Le 20 septembre dernier, le jeune pianiste finno-cubain Anton Mejias a fasciné le nombreux public du cloître des Jacobins avec une seule œuvre musicale réputée difficile d’accès et pourtant fondamentale dans l’histoire de la musique. Avec le livre II du Clavier bien tempéré de Johann Sebastian Bach l’interprète a transcendé avec panache et sagesse cette partition sublime et inventive.
Si Anton Mejias fait ce soir-là ses débuts dans le cadre du Festival Piano aux Jacobins, il s’est pourtant déjà produit à Toulouse sur la scène de l’Opéra national du Capitole. En effet, le 24 février 2023, il accompagnait le grand baryton Matthias Goerne dans une exécution mémorable du Winterreise (Le Voyage d’Hiver) de Franz Schubert. Né en 2001, Anton Mejias est fasciné dès son plus jeune âge par la musique de Bach. Il a fait ses débuts en récital à l’âge de huit ans et, à dix ans, il avait déjà appris l’intégralité du Clavier bien tempéré, livre I ! Il a étudié à l’Académie Sibelius à Helsinki, poursuit actuellement un baccalauréat au Curtis Institute of Music et travaille également avec le grand pianiste Gary Graffman. En août 2023, Anton Mejias a fait ses débuts aux États-Unis avec le Los Angeles Philharmonic au Hollywood Bowl sous la direction de… Tarmo Peltokoski, le nouveau directeur musical de l’Orchestre national du Capitole. Un lien s’est peut-être tissé avec la Ville rose !

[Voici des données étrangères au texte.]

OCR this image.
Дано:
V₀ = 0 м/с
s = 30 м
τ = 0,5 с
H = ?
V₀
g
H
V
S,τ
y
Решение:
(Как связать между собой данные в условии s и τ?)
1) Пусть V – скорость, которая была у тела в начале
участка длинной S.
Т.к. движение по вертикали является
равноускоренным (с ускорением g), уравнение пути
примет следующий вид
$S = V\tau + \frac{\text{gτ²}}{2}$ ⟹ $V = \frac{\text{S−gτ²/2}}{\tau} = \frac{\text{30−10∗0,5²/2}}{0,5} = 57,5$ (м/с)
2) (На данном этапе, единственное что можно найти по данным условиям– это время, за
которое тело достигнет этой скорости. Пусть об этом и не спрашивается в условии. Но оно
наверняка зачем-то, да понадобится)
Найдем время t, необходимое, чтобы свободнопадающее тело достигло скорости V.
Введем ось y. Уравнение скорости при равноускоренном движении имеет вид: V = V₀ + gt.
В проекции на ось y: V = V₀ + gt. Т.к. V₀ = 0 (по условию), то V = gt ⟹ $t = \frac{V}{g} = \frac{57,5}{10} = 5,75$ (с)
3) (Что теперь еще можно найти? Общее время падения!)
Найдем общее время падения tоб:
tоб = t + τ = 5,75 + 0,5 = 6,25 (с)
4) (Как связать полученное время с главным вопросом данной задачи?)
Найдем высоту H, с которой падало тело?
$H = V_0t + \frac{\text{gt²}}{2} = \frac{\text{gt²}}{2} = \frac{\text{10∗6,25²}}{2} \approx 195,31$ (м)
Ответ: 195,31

Le Clavier bien tempéré — en allemand : Das Wohltemperierte Klavier— BWV 846-893, de Johann Sebastian Bach, se compose de deux cycles de 24 préludes et fugues chacun. Ces deux recueils sont l’une des œuvres les plus importantes dans l’histoire de la musique classique.
Chacun des deux livres propose un prélude et une fugue dans chacun des 12 tons et modes majeur et mineur, soit 24 préludes et fugues, dont l’objectif est à la fois musical, théorique et didactique. Dans les années 1770, Le Clavier bien tempéré commence à influencer la musique : Haydn et Mozart l’ont étudié de près.
Après avoir joué le Livre I de ce recueil dans son jeune âge, Anton Mejias aborde avec une science, une technique et une musicalité remarquables le second livre (BWV 870-893) dont le manuscrit autographe a été copié entre 1738 et 1743.
S’il fait une seule courte pause après le douzième des vingt-quatre Préludes et Fugues, il enchaîne les pièces avec subtilité et les joue sans partition, ce qui est en soi une véritable performance pour une œuvre aussi complexe de plus de deux heures. Alors que ce Clavier bien tempéré a été conçu pour clavecin, l’interprète prend soin d’utiliser au minimum la pédale de son piano Steinway dont il favorise la clarté de la sonorité. Sous son toucher, la richesse de l’écriture bénéficie d’une lisibilité exemplaire. Aussi bien dans les Préludes que dans les Fugues, la transparence du jeu permet à chaque voix de s’exprimer.
Par ailleurs, l’interprète confère son caractère spécifique à chaque épisode dont il éclaire la structure, jouant, au sens propre du terme, sur la dualité. Parfois la Fugue anime le propos du Prélude, parfois elle le calme. La sérénité alterne avec la vivacité. Le rythme de la danse émerge souvent de son jeu. En résumé, la plus grande diversité fait vivre un texte musical d’une prodigieuse effervescence.
Le temps suspendu, le silence presque religieux qui accompagnent toute cette exécution se meut en une ovation enthousiaste du public à l’issue du dernier Prélude et Fugue de ce second livre. Bien évidemment aucun bis ne saurait rompre l’unité d’un tel ouvrage et les applaudissements prolongés de l’assistance ressemblent avant tout à un chaleureux remerciement.